メキシコ国内のテキーラブランドオーナーは長年アガベの価格をできるだけ抑えようとして、同じ原産地内で蒸留所に競って販売する文字通り何万ものアガベ栽培者から原料を仕入れる制度をゆっくりと整えてきました。過去2世紀にわたって、こうしたアガベ栽培者が大手蒸留所の搾取から逃れ、収穫したアガベを活用して独自のテキーラ酒造にこぎつけたのはごくわずかでした。大手との競争は熾烈なものでしたが、一握りは何とか生き残りました。一方、独自の蒸留所を有する大手マーケターは事業を展開して、意図的に価格競争の激しい市場で第三者からアガベを買い付けては蒸留し、収益を投じては自社のブランド人気を高めていきました。

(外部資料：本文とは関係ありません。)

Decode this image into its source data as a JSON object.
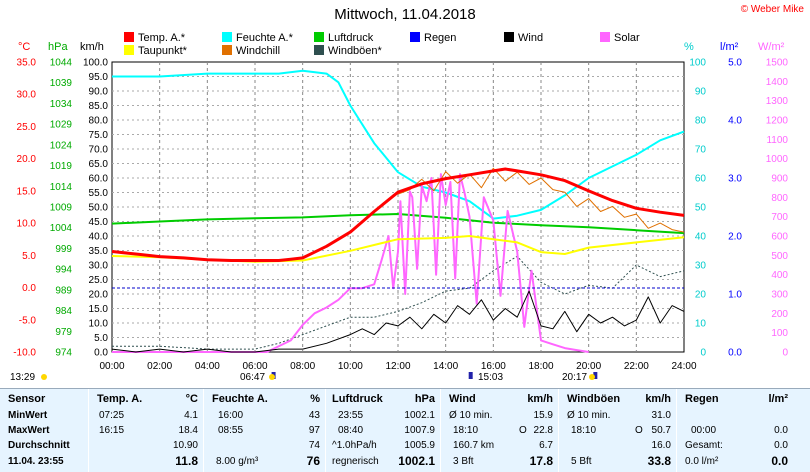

しかし、2000年代初頭に事情が変わり、蒸留酒業界のグローバル化によって酒造ブランドオーナーの合併が進み、今では数社の企業が皆さんの地元店や居酒屋で提供されるブランドをほとんど所有・管理しています。国際的酒造大企業は、何万もの栽培者が現行価格を基に個々の植え付け時期を決めるためにアガベが不足しがちなことや過剰供給が起きるのを目にして、成熟したアガベに依存しないようにしようとしました。砂糖業界では定番の「ディフューザー」と呼ばれる若芽のアガベから効率よく砂糖を抽出できる大型機械が導入されました。そのとたん、アガベ栽培者は世界的なテキーラマーケティング企業が徐々に減っていることに気が付きました。その頃にはそうした企業もメキシコ国内の蒸留所を独自に購入し、栽培して成熟したアガベを使うようになっていました。巨大ディフューザーで処理されれば、若芽のアガベなら専門知識がなくても「なんとかなる」わけです。

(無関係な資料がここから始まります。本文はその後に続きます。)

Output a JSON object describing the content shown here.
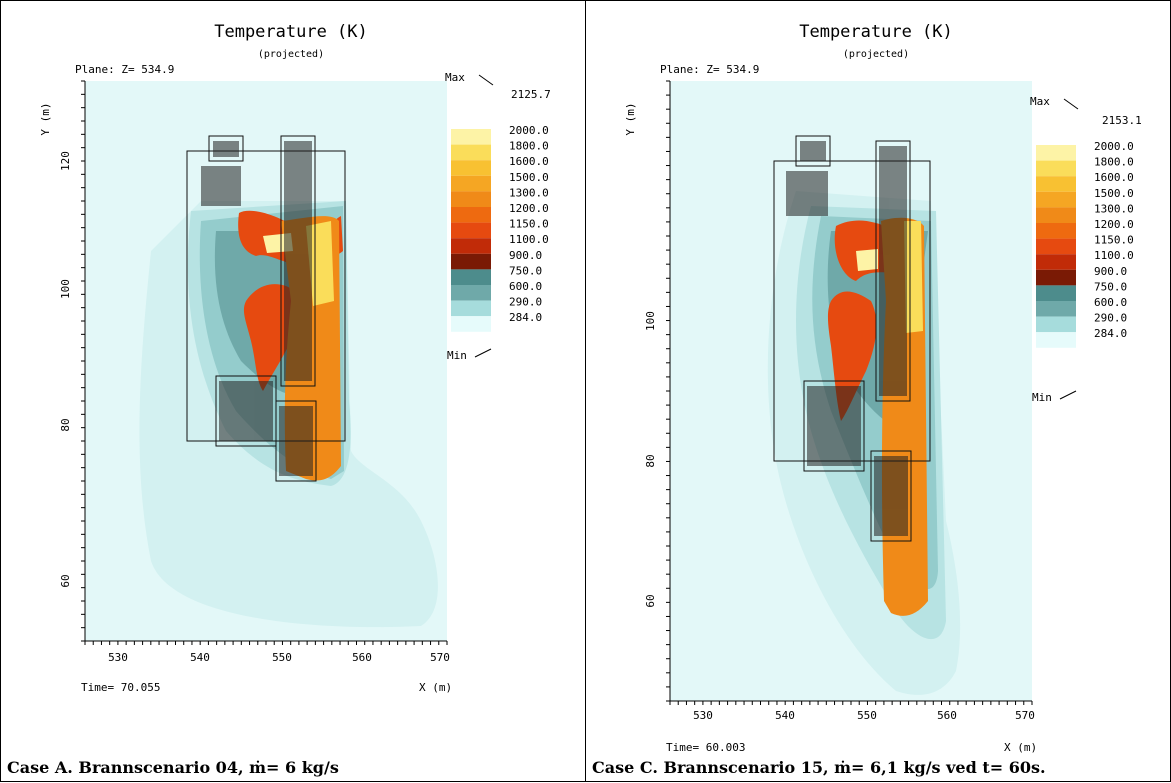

テキーラの愛飲者には残念なことに、新規に導入されたディフューザーは風味や品質には何の効果ももたらしません。均質化され、単に蒸留した、特徴や微妙な違い、職人技や生産地性に欠ける製品を生むに過ぎません。味気なく、パンチに欠け、退屈で、差別化のないものになります。実際、このような修飾語とは無縁であるメキシコの本質的な特徴にことごとく反するものです。何世紀にもわたるアガベ栽培者の文化や伝統に反して、わずか25年前には3万人もいた栽培者が現在では2千人余りに激減しています。グローバル化は酒造業界にも押し寄せ、世界的なマーケターが独自のテキーラ蒸留所を買収し、生産性を上げ、業界は完全に変わりました。ディフューザー処理されていないテキーラを飲むことで、数少ない栽培者・蒸留所を残し、もっとおいしいお酒を楽しみましょう。大勢残っているわけではありませんから。